In another America first move, Trump withdraws from arms trade treaty
United Nations/Beijing: Continuing Washington’s drift from multilateralism, US President Donald Trump has announced that he was withdrawing the country from the Arms Trade Treaty (ATT).
At a meeting of the National Rifle Association in Indianapolis on Friday, he dramatically pulled out a letter for ending US participation in the treaty and signed it on stage to a standing ovation by the audience of weapons control opponents.
He called the ATT “badly conceived” and said: “The UN will get notice that we are formally rejecting this treaty.”
The US signed the treaty in 2013 but has not ratified it. Trump said that he was withdrawing it also from the Senate.

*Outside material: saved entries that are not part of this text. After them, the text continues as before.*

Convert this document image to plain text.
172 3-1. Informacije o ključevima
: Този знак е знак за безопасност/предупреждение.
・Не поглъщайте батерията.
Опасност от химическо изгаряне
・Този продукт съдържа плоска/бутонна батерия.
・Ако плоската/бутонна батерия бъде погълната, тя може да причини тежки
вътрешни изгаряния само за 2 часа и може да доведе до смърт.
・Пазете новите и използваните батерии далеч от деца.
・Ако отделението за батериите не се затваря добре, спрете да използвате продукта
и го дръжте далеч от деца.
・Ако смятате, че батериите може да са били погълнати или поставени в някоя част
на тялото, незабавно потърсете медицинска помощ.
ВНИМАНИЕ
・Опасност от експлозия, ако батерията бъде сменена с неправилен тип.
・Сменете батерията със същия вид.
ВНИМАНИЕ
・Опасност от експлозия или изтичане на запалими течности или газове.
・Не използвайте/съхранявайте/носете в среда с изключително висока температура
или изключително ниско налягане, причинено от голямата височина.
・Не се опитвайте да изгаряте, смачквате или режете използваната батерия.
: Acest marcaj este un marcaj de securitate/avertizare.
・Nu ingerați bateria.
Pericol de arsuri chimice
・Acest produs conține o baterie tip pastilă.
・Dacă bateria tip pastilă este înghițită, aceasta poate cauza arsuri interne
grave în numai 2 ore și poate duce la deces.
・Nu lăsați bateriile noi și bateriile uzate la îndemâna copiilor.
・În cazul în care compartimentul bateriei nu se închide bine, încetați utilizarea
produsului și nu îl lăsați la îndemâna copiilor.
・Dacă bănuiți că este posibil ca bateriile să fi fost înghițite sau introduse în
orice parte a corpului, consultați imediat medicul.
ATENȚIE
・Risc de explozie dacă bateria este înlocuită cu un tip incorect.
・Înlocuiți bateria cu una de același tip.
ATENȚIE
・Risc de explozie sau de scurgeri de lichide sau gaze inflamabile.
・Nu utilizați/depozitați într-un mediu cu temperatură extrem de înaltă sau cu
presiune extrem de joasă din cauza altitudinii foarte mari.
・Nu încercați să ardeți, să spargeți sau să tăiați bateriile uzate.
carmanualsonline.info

Advancing his America First policy, he has already withdrawn the US from Unesco, the Intermediate-range Nuclear Forces Treaty (INFT), which bans nuclear-tipped missiles with ranges of 500 to 5,500km, and the agreement on denuclearising Iran that was made by the five permanent members of the UN Security Council, Germany and Tehran.
Adopted by the UN General Assembly in 2013, the ATT covers all types of weapons and seeks to stop them from reaching regimes abusing human rights or parties in civil wars, armed and terrorist groups.
Democrats denounced Trump’s decision.
“Pulling the US out of yet another arms control treaty undermines our national security and makes for a more dangerous world,” Speaker Nancy Pelosi tweeted.
Meanwhile, a Kremlin spokesman said on Saturday that Trump’s proposals is “not serious”.
“It would be ideal to clean up the whole world from the nuclear weapon; but on the other hand we would have been deprived from the deterrent factor,” Dmitry Peskov told reporters on the sidelines of a summit on China’s Belt and Road plan. “Don’t forget about the deterrent factor, about the deterrent parity,” he said.
Peskov also said Russian President Vladimir Putin and Chinese President Xi Jinping held substantial talks and exchanged views on Syria, Venezuela and Libya when they met on Friday.